Reactivity Variance Between Stereoisomers of Saturated N-heterocyclic Carbenes on Gold Surfaces

Controlling the chirality of molecule-surface systems is essential for applications ranging from heterogeneous catalysis to biosensing. N-heterocyclic carbenes (NHCs) are quickly becoming a dominant ligand for noble metal surface passivation, but the potential of chiral NHC scaffolds remains untapped. In this work, two stereoisomers, one C2 symmetric and one Cs symmetric, of saturated N-heterocyclic carbenes (NHCs) and a structurally related unsaturated NHC (C2v symmetric) were synthesized as NHC-CO2 adducts. These CO2-protected NHCs were deposited on gold films and their presence on the films was confirmed by laser desorption ionization mass spectrometry (LDI-MS) and surface enhanced Raman spectroscopy (SERS).
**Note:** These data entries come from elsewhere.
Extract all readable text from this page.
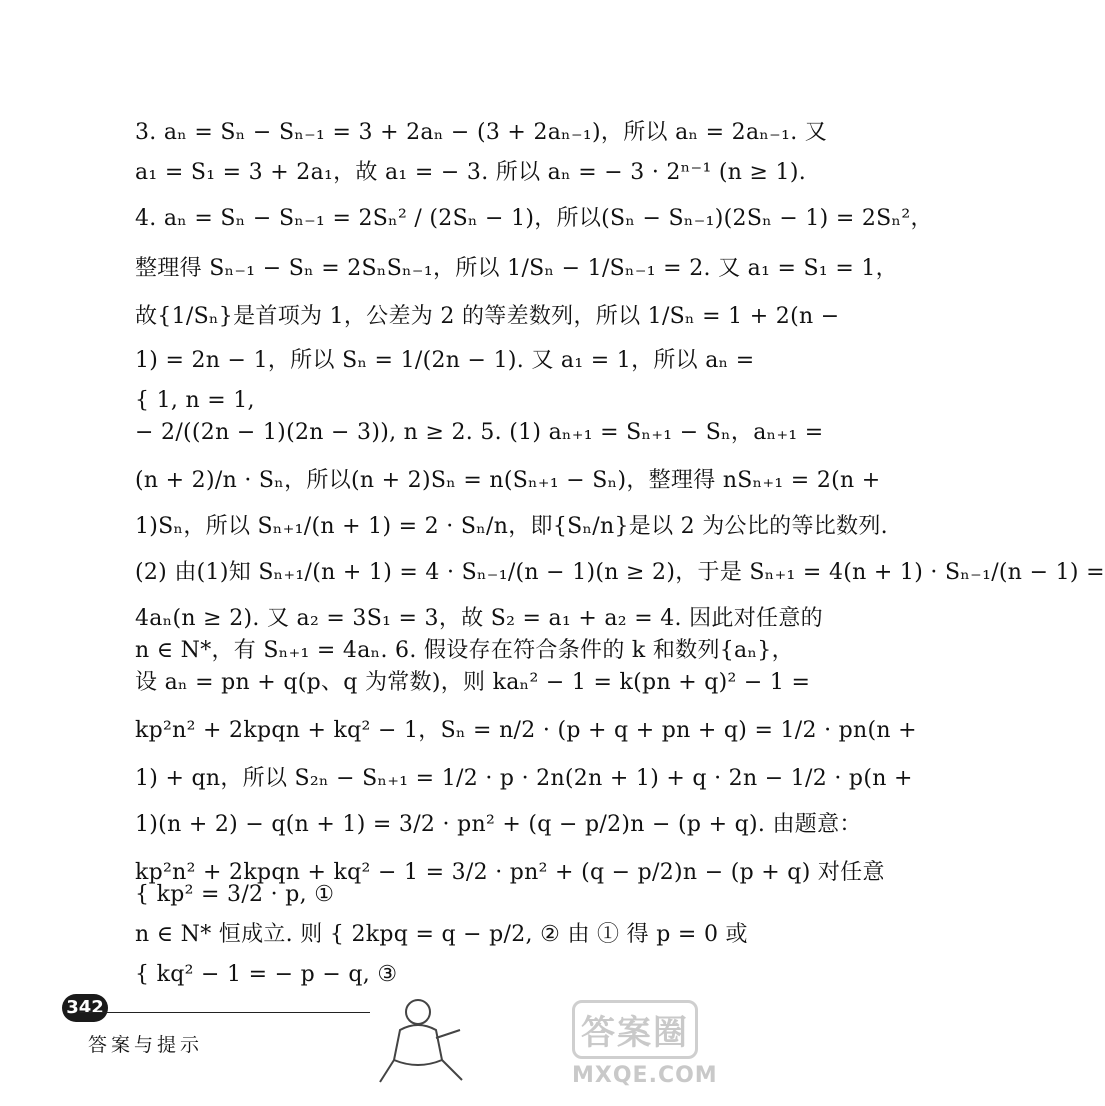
3. aₙ = Sₙ − Sₙ₋₁ = 3 + 2aₙ − (3 + 2aₙ₋₁)，所以 aₙ = 2aₙ₋₁. 又
a₁ = S₁ = 3 + 2a₁，故 a₁ = − 3. 所以 aₙ = − 3 · 2ⁿ⁻¹ (n ≥ 1).
4. aₙ = Sₙ − Sₙ₋₁ = 2Sₙ² / (2Sₙ − 1)，所以(Sₙ − Sₙ₋₁)(2Sₙ − 1) = 2Sₙ²，
整理得 Sₙ₋₁ − Sₙ = 2SₙSₙ₋₁，所以 1/Sₙ − 1/Sₙ₋₁ = 2. 又 a₁ = S₁ = 1，
故{1/Sₙ}是首项为 1，公差为 2 的等差数列，所以 1/Sₙ = 1 + 2(n −
1) = 2n − 1，所以 Sₙ = 1/(2n − 1). 又 a₁ = 1，所以 aₙ =
{ 1, n = 1,
− 2/((2n − 1)(2n − 3)), n ≥ 2. 5. (1) aₙ₊₁ = Sₙ₊₁ − Sₙ，aₙ₊₁ =
(n + 2)/n · Sₙ，所以(n + 2)Sₙ = n(Sₙ₊₁ − Sₙ)，整理得 nSₙ₊₁ = 2(n +
1)Sₙ，所以 Sₙ₊₁/(n + 1) = 2 · Sₙ/n，即{Sₙ/n}是以 2 为公比的等比数列.
(2) 由(1)知 Sₙ₊₁/(n + 1) = 4 · Sₙ₋₁/(n − 1)(n ≥ 2)，于是 Sₙ₊₁ = 4(n + 1) · Sₙ₋₁/(n − 1) =
4aₙ(n ≥ 2). 又 a₂ = 3S₁ = 3，故 S₂ = a₁ + a₂ = 4. 因此对任意的
n ∈ N*，有 Sₙ₊₁ = 4aₙ. 6. 假设存在符合条件的 k 和数列{aₙ}，
设 aₙ = pn + q(p、q 为常数)，则 kaₙ² − 1 = k(pn + q)² − 1 =
kp²n² + 2kpqn + kq² − 1，Sₙ = n/2 · (p + q + pn + q) = 1/2 · pn(n +
1) + qn，所以 S₂ₙ − Sₙ₊₁ = 1/2 · p · 2n(2n + 1) + q · 2n − 1/2 · p(n +
1)(n + 2) − q(n + 1) = 3/2 · pn² + (q − p/2)n − (p + q). 由题意：
kp²n² + 2kpqn + kq² − 1 = 3/2 · pn² + (q − p/2)n − (p + q) 对任意
{ kp² = 3/2 · p, ①
n ∈ N* 恒成立. 则 { 2kpq = q − p/2, ② 由 ① 得 p = 0 或
{ kq² − 1 = − p − q, ③
342
答案与提示	答案圈
MXQE.COM
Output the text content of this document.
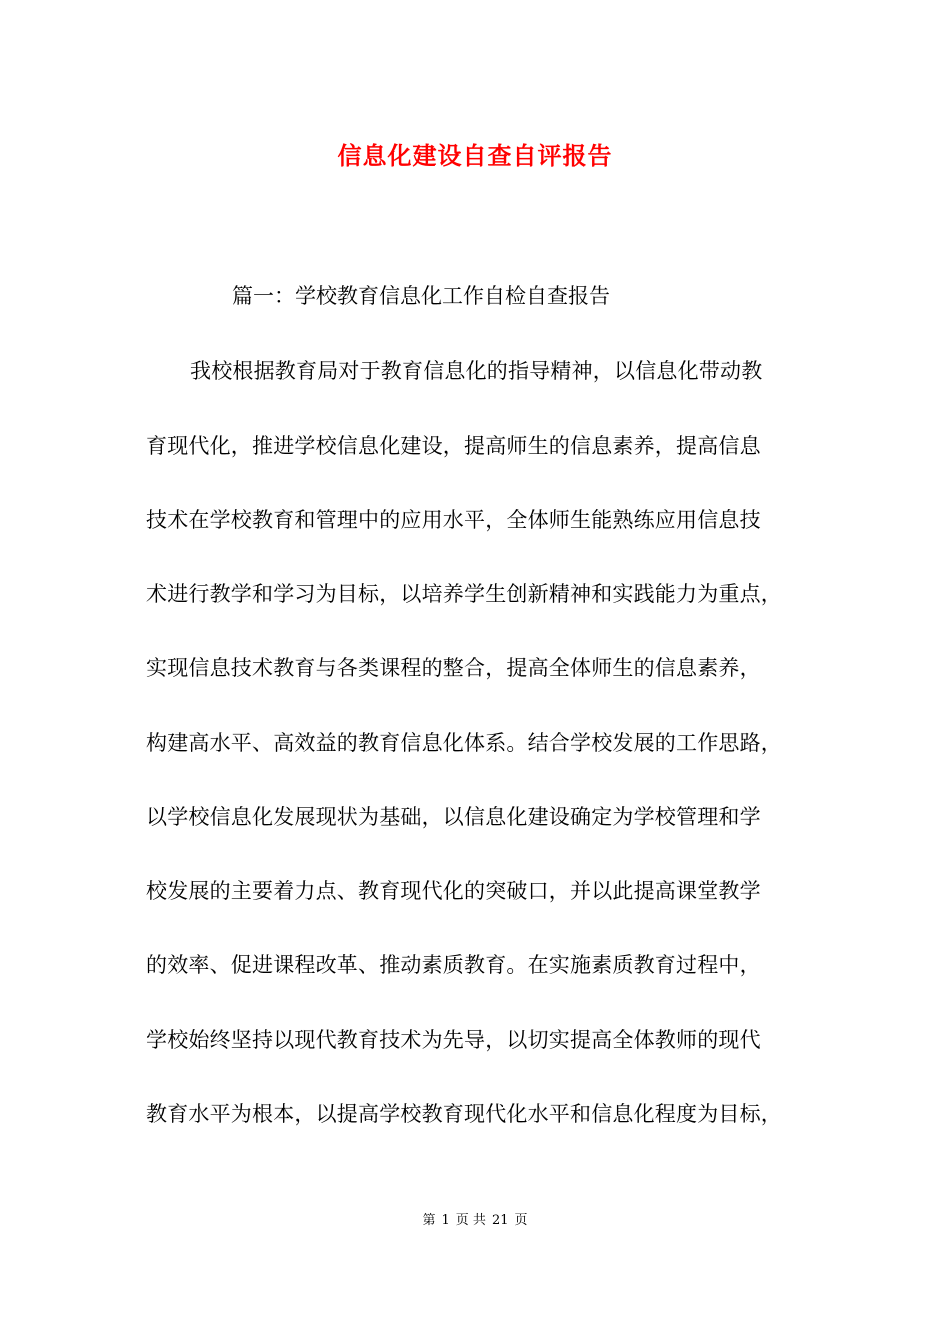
信息化建设自查自评报告

篇一：学校教育信息化工作自检自查报告

我校根据教育局对于教育信息化的指导精神，以信息化带动教

育现代化，推进学校信息化建设，提高师生的信息素养，提高信息

技术在学校教育和管理中的应用水平，全体师生能熟练应用信息技

术进行教学和学习为目标，以培养学生创新精神和实践能力为重点，

实现信息技术教育与各类课程的整合，提高全体师生的信息素养，

构建高水平、高效益的教育信息化体系。结合学校发展的工作思路，

以学校信息化发展现状为基础，以信息化建设确定为学校管理和学

校发展的主要着力点、教育现代化的突破口，并以此提高课堂教学

的效率、促进课程改革、推动素质教育。在实施素质教育过程中，

学校始终坚持以现代教育技术为先导，以切实提高全体教师的现代

教育水平为根本，以提高学校教育现代化水平和信息化程度为目标，

第 1 页 共 21 页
Surprisingly, the Cs NHC, but not the chiral C2 NHC, partially degrades to the independently synthesized unsaturated NHC upon binding to the gold. Theoretical calculations assist in explaining this phenomenon by showing that the NHCs primarily lie flat on the gold surfaces, which exposes the backbone protons on the Cs-symmetric NHC to a formal elimination of H2, while the C2-symmetric NHC remains protected from this elimination reaction. These results raise critical questions as to how the structure of NHC ligands may be tuned to influence binding and reactivity on gold surfaces. Two stereoisomers, one C2 symmetric and one Cs symmetric, of saturated N-heterocyclic carbenes (NHCs) were placed on gold films and they demonstrate different reactivity.